El componente emocional del cuidador
Cuidar a un perro con problemas serios de movilidad puede ser emocionalmente exigente para el dueño. Es completamente normal experimentar frustración, tristeza, agotamiento. Recuerda que tu bienestar emocional también es importante: busca apoyo de familiares, amigos, profesionales si lo necesitas. Hay grupos de apoyo de dueños de perros con discapacidad que pueden ser muy valiosos. Compartir experiencias y aprendizajes ayuda enormemente.

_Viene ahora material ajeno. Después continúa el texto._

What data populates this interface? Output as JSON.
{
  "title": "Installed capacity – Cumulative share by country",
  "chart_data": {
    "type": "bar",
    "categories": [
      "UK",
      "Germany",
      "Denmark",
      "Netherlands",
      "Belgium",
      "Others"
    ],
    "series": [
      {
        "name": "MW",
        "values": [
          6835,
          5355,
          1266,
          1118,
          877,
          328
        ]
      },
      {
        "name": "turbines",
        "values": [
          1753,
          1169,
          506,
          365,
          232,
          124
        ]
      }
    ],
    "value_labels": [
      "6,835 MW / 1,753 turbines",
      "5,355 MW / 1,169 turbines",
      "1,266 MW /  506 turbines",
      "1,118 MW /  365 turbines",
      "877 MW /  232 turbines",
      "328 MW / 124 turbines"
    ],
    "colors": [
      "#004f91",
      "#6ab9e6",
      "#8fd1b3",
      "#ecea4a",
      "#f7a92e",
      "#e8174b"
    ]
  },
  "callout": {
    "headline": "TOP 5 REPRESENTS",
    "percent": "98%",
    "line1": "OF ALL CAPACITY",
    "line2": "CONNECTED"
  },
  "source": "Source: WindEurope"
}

Calidad de vida vs cantidad de vida
En casos avanzados o irreversibles, conviene reflexionar honestamente sobre la calidad de vida del perro. Un perro feliz mantiene apetito, interés por su entorno, capacidad de disfrutar (aunque sea adaptada). Cuando el sufrimiento es constante, la calidad de vida muy comprometida, o las posibilidades de recuperación están agotadas, hablar con el veterinario sobre las opciones es responsabilidad de un dueño consciente. Estas conversaciones son emocionalmente difíciles pero forman parte del cuidado completo.
Prevención de problemas que causan fallo súbito
Aunque no todas las causas son prevenibles, hay medidas que reducen riesgos. Control del peso en razas predispuestas a hernias discales. Ejercicio moderado sin saltos extremos en perros vulnerables. Adaptaciones del hogar desde joven en razas como el dachshund (rampas en lugar de saltos al sofá). Revisiones veterinarias regulares. Test genético para mielopatía degenerativa antes de criar. Cuidado en condiciones extremas (golpe de calor). Estas medidas previenen algunos problemas.

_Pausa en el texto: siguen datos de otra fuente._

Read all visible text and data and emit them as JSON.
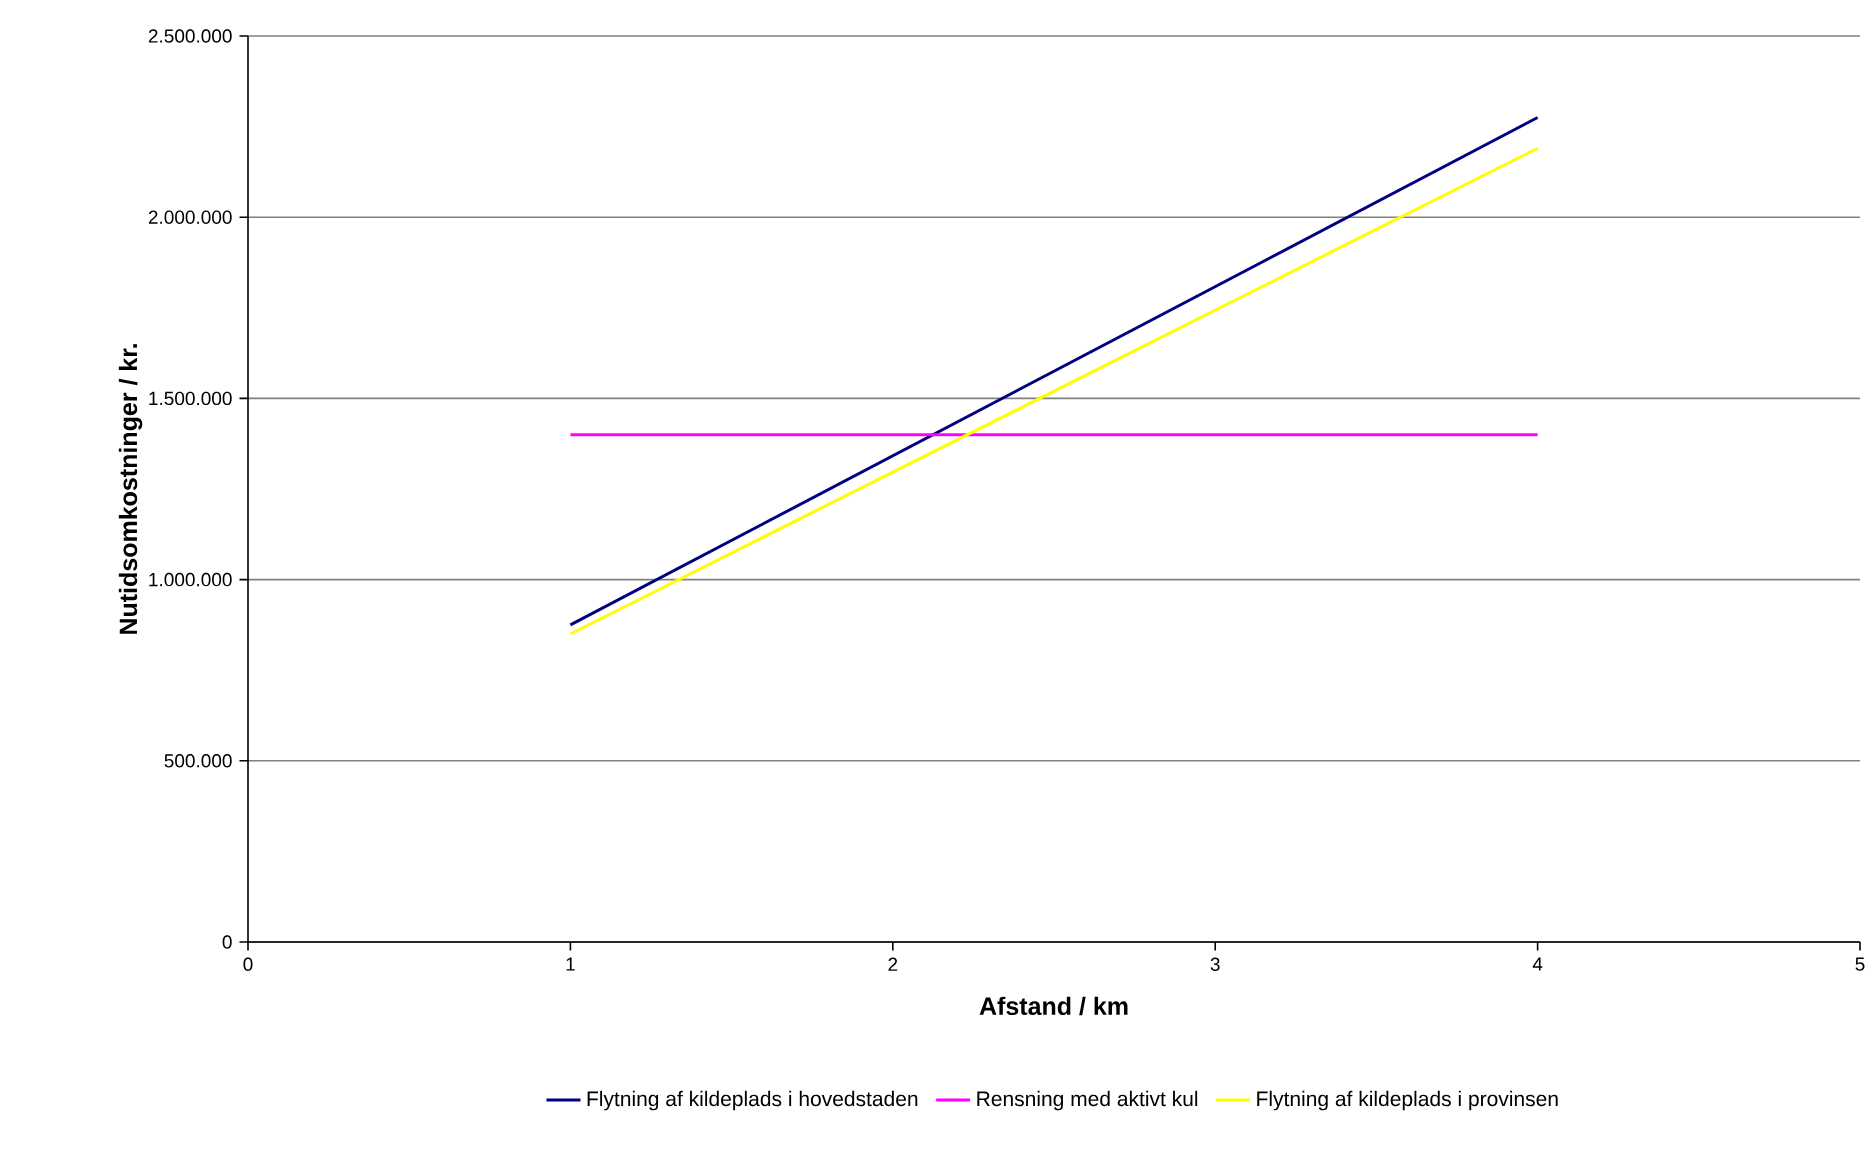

Razas predispuestas: extremar precauciones
Si tu perro pertenece a una raza predispuesta a estos problemas, las precauciones deben ser especialmente cuidadosas. Dachshund: control de peso estricto, rampas en casa, evitar saltos, control veterinario regular. Pastor alemán: vigilancia de signos tempranos de mielopatía degenerativa o síndrome cauda equina. Razas grandes: prevención de fibrocartilaginoso embólico mediante ejercicio adecuado. Conocer las particularidades raciales ayuda a prevenir o detectar tempranamente problemas.
Mitos sobre el fallo de patas traseras
Conviene aclarar varios mitos. Un mito sostiene que «si no responde a tratamientos no se puede hacer nada«, olvidando que muchas opciones existen para mejorar calidad de vida. Otro mito asegura que «los perros paralizados no pueden ser felices«, contradicho por la experiencia de miles de dueños cuyas mascotas viven plenamente con sillas y adaptaciones. Un tercer mito afirma que «la mejor solución es siempre eutanasia«, peligrosa generalización que ignora la variedad de opciones. Distinguir entre mitos y realidad es importante.

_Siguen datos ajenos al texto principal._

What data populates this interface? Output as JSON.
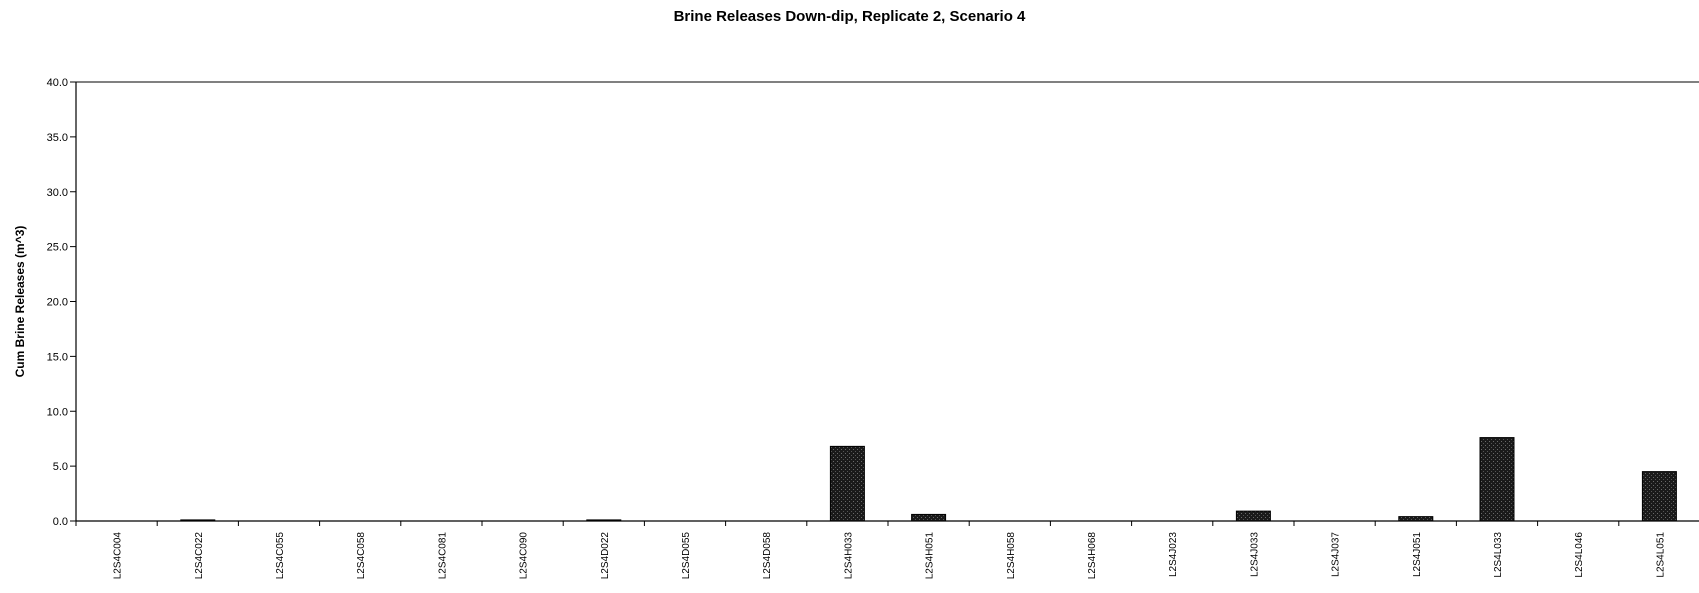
{
  "chart_data": {
    "type": "bar",
    "title": "Brine Releases Down-dip, Replicate 2, Scenario 4",
    "xlabel": "",
    "ylabel": "Cum Brine Releases (m^3)",
    "ylim": [
      0,
      40
    ],
    "yticks": [
      "0.0",
      "5.0",
      "10.0",
      "15.0",
      "20.0",
      "25.0",
      "30.0",
      "35.0",
      "40.0"
    ],
    "grid": false,
    "categories": [
      "L2S4C004",
      "L2S4C022",
      "L2S4C055",
      "L2S4C058",
      "L2S4C081",
      "L2S4C090",
      "L2S4D022",
      "L2S4D055",
      "L2S4D058",
      "L2S4H033",
      "L2S4H051",
      "L2S4H058",
      "L2S4H068",
      "L2S4J023",
      "L2S4J033",
      "L2S4J037",
      "L2S4J051",
      "L2S4L033",
      "L2S4L046",
      "L2S4L051"
    ],
    "values": [
      0.0,
      0.1,
      0.0,
      0.0,
      0.0,
      0.0,
      0.1,
      0.0,
      0.0,
      6.8,
      0.6,
      0.0,
      0.0,
      0.0,
      0.9,
      0.0,
      0.4,
      7.6,
      0.0,
      4.5
    ],
    "bar_color": "#222222"
  }
}
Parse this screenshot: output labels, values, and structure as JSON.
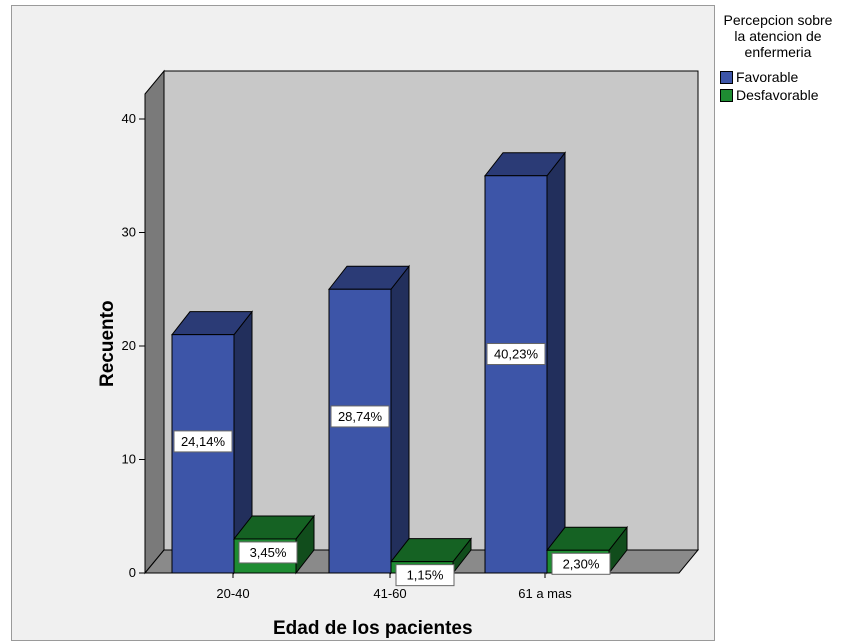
{
  "chart_data": {
    "type": "bar",
    "title": "",
    "xlabel": "Edad de los pacientes",
    "ylabel": "Recuento",
    "categories": [
      "20-40",
      "41-60",
      "61 a mas"
    ],
    "ylim": [
      0,
      43
    ],
    "yticks": [
      "0",
      "10",
      "20",
      "30",
      "40"
    ],
    "ytick_values": [
      0,
      10,
      20,
      30,
      40
    ],
    "series": [
      {
        "name": "Favorable",
        "color": "#3d55a8",
        "values": [
          21,
          25,
          35
        ],
        "labels": [
          "24,14%",
          "28,74%",
          "40,23%"
        ]
      },
      {
        "name": "Desfavorable",
        "color": "#1e8c32",
        "values": [
          3,
          1,
          2
        ],
        "labels": [
          "3,45%",
          "1,15%",
          "2,30%"
        ]
      }
    ],
    "legend": {
      "title": "Percepcion sobre la atencion de enfermeria",
      "position": "right"
    },
    "style": "3d-clustered"
  }
}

Urgencia, conocimiento y esperanza
El fallo súbito de las patas traseras es una de las urgencias más dramáticas que puedes enfrentar como dueño. Las múltiples causas posibles requieren diagnóstico veterinario rápido para aplicar el tratamiento adecuado. La actuación inmediata, la fisioterapia comprometida, las adaptaciones necesarias y el cuidado afectivo pueden lograr recuperaciones notables incluso en casos que parecían desesperados. Con la información de este artículo, dispones de las herramientas necesarias para reconocer la urgencia, actuar correctamente y acompañar a tu compañero peludo en el difícil camino de la recuperación o adaptación.